HRW points to 442 criminal complaints through Nov. 21 that have been filed with prosecutors on behalf of victims “alleging police-inflicted injuries, cruel treatment, torture, sexual violence, attempted killings, and killings.” The Attorney General’s office is investigating 26 deaths. “There are hundreds of worrying reports of excessive force on the streets and abuse of detainees,” states Jose Miguel Vivanco, HRW’s America’s director. “This is precisely why police reforms are urgently needed.”
But police reform is just a start. Much more needs to be done. In terms of income inequality, the Organization for Economic Cooperation and Development ranks Chile as the most unequal of its 36 member states. President Sebastian Pinera has promised a referendum in April 2020 on writing a new Constitution to replace the one penned more than 40 years ago under Chilean dictator Augusto Pinochet (see story on Page 6). Pinochet, with input from U.S. free-market economists from Chicago, embarked on cuts to social spending and a massive privatization spree of state businesses, many of which ended up in hands of the country’s elite. Mining giant SQM was acquired by a group of investors led by Pinochet’s former son-in-law, Julio Ponce Lerou.
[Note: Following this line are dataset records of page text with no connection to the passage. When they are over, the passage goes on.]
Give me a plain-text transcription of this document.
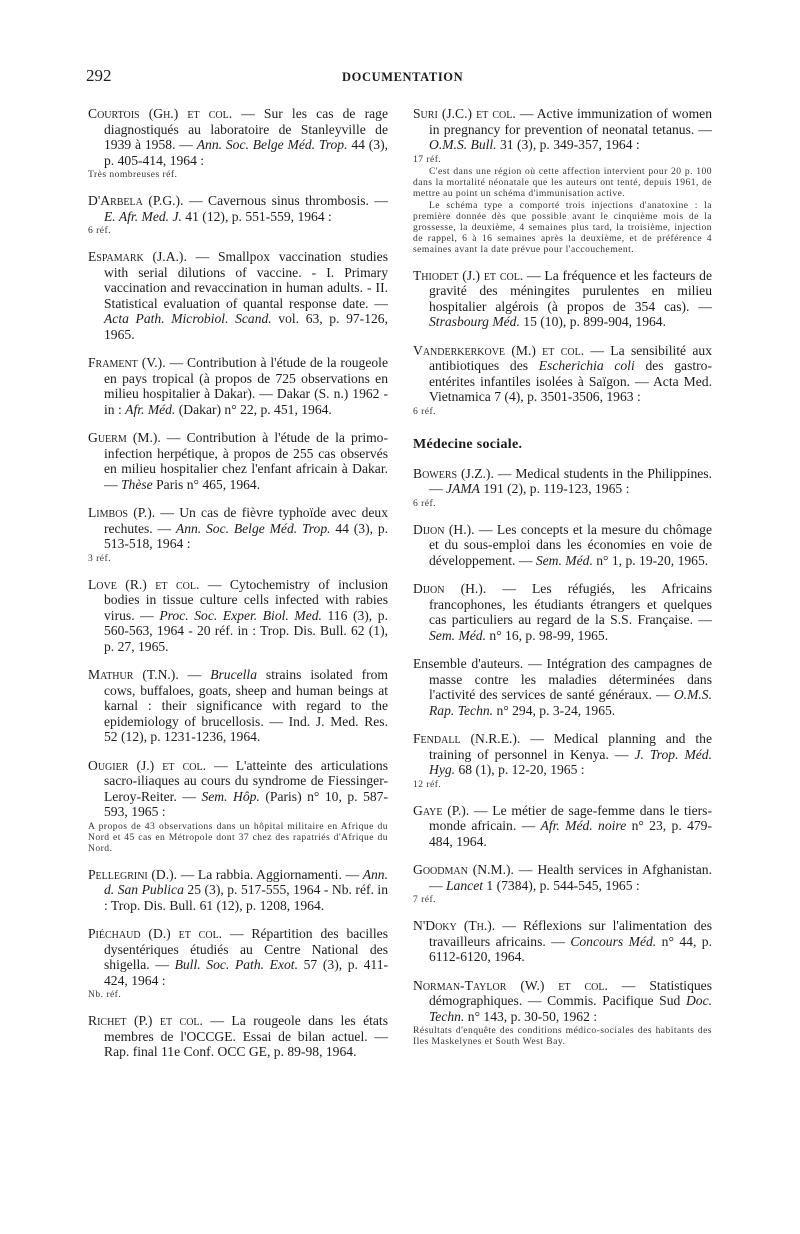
292	DOCUMENTATION
Courtois (Gh.) et col. — Sur les cas de rage diagnostiqués au laboratoire de Stanleyville de 1939 à 1958. — Ann. Soc. Belge Méd. Trop. 44 (3), p. 405-414, 1964 :
Très nombreuses réf.
D'Arbela (P.G.). — Cavernous sinus thrombosis. — E. Afr. Med. J. 41 (12), p. 551-559, 1964 :
6 réf.
Espamark (J.A.). — Smallpox vaccination studies with serial dilutions of vaccine. - I. Primary vaccination and revaccination in human adults. - II. Statistical evaluation of quantal response date. — Acta Path. Microbiol. Scand. vol. 63, p. 97-126, 1965.
Frament (V.). — Contribution à l'étude de la rougeole en pays tropical (à propos de 725 observations en milieu hospitalier à Dakar). — Dakar (S. n.) 1962 - in : Afr. Méd. (Dakar) n° 22, p. 451, 1964.
Guerm (M.). — Contribution à l'étude de la primo-infection herpétique, à propos de 255 cas observés en milieu hospitalier chez l'enfant africain à Dakar. — Thèse Paris n° 465, 1964.
Limbos (P.). — Un cas de fièvre typhoïde avec deux rechutes. — Ann. Soc. Belge Méd. Trop. 44 (3), p. 513-518, 1964 :
3 réf.
Love (R.) et col. — Cytochemistry of inclusion bodies in tissue culture cells infected with rabies virus. — Proc. Soc. Exper. Biol. Med. 116 (3), p. 560-563, 1964 - 20 réf. in : Trop. Dis. Bull. 62 (1), p. 27, 1965.
Mathur (T.N.). — Brucella strains isolated from cows, buffaloes, goats, sheep and human beings at karnal : their significance with regard to the epidemiology of brucellosis. — Ind. J. Med. Res. 52 (12), p. 1231-1236, 1964.
Ougier (J.) et col. — L'atteinte des articulations sacro-iliaques au cours du syndrome de Fiessinger-Leroy-Reiter. — Sem. Hôp. (Paris) n° 10, p. 587-593, 1965 :
A propos de 43 observations dans un hôpital militaire en Afrique du Nord et 45 cas en Métropole dont 37 chez des rapatriés d'Afrique du Nord.
Pellegrini (D.). — La rabbia. Aggiornamenti. — Ann. d. San Publica 25 (3), p. 517-555, 1964 - Nb. réf. in : Trop. Dis. Bull. 61 (12), p. 1208, 1964.
Piéchaud (D.) et col. — Répartition des bacilles dysentériques étudiés au Centre National des shigella. — Bull. Soc. Path. Exot. 57 (3), p. 411-424, 1964 :
Nb. réf.
Richet (P.) et col. — La rougeole dans les états membres de l'OCCGE. Essai de bilan actuel. — Rap. final 11e Conf. OCC GE, p. 89-98, 1964.
Suri (J.C.) et col. — Active immunization of women in pregnancy for prevention of neonatal tetanus. — O.M.S. Bull. 31 (3), p. 349-357, 1964 :
17 réf.
C'est dans une région où cette affection intervient pour 20 p. 100 dans la mortalité néonatale que les auteurs ont tenté, depuis 1961, de mettre au point un schéma d'immunisation active.
Le schéma type a comporté trois injections d'anatoxine : la première donnée dès que possible avant le cinquième mois de la grossesse, la deuxième, 4 semaines plus tard, la troisième, injection de rappel, 6 à 16 semaines après la deuxième, et de préférence 4 semaines avant la date prévue pour l'accouchement.
Thiodet (J.) et col. — La fréquence et les facteurs de gravité des méningites purulentes en milieu hospitalier algérois (à propos de 354 cas). — Strasbourg Méd. 15 (10), p. 899-904, 1964.
Vanderkerkove (M.) et col. — La sensibilité aux antibiotiques des Escherichia coli des gastro-entérites infantiles isolées à Saïgon. — Acta Med. Vietnamica 7 (4), p. 3501-3506, 1963 :
6 réf.
Médecine sociale.
Bowers (J.Z.). — Medical students in the Philippines. — JAMA 191 (2), p. 119-123, 1965 :
6 réf.
Dijon (H.). — Les concepts et la mesure du chômage et du sous-emploi dans les économies en voie de développement. — Sem. Méd. n° 1, p. 19-20, 1965.
Dijon (H.). — Les réfugiés, les Africains francophones, les étudiants étrangers et quelques cas particuliers au regard de la S.S. Française. — Sem. Méd. n° 16, p. 98-99, 1965.
Ensemble d'auteurs. — Intégration des campagnes de masse contre les maladies déterminées dans l'activité des services de santé généraux. — O.M.S. Rap. Techn. n° 294, p. 3-24, 1965.
Fendall (N.R.E.). — Medical planning and the training of personnel in Kenya. — J. Trop. Méd. Hyg. 68 (1), p. 12-20, 1965 :
12 réf.
Gaye (P.). — Le métier de sage-femme dans le tiers-monde africain. — Afr. Méd. noire n° 23, p. 479-484, 1964.
Goodman (N.M.). — Health services in Afghanistan. — Lancet 1 (7384), p. 544-545, 1965 :
7 réf.
N'Doky (Th.). — Réflexions sur l'alimentation des travailleurs africains. — Concours Méd. n° 44, p. 6112-6120, 1964.
Norman-Taylor (W.) et col. — Statistiques démographiques. — Commis. Pacifique Sud Doc. Techn. n° 143, p. 30-50, 1962 :
Résultats d'enquête des conditions médico-sociales des habitants des Iles Maskelynes et South West Bay.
“Today, the country’s wealth is largely in the hands of a few families who own mining, retail, finance, forestry, and other interests,” the Wall Street Journal reports. “Two supermarket chains account for about two-thirds of retail sales, three pharmacies have 95% of that market, and three private companies manage the pension funds of more than three-quarters of the country’s contributors.”
Pinera, whose net worth is US$2.8 billion according to Forbes, declared during a state of emergency address on Oct. 18 that the country is “at war against a powerful enemy.”
But lower- and middle-income Chileans say it’s time for change and a new social contract.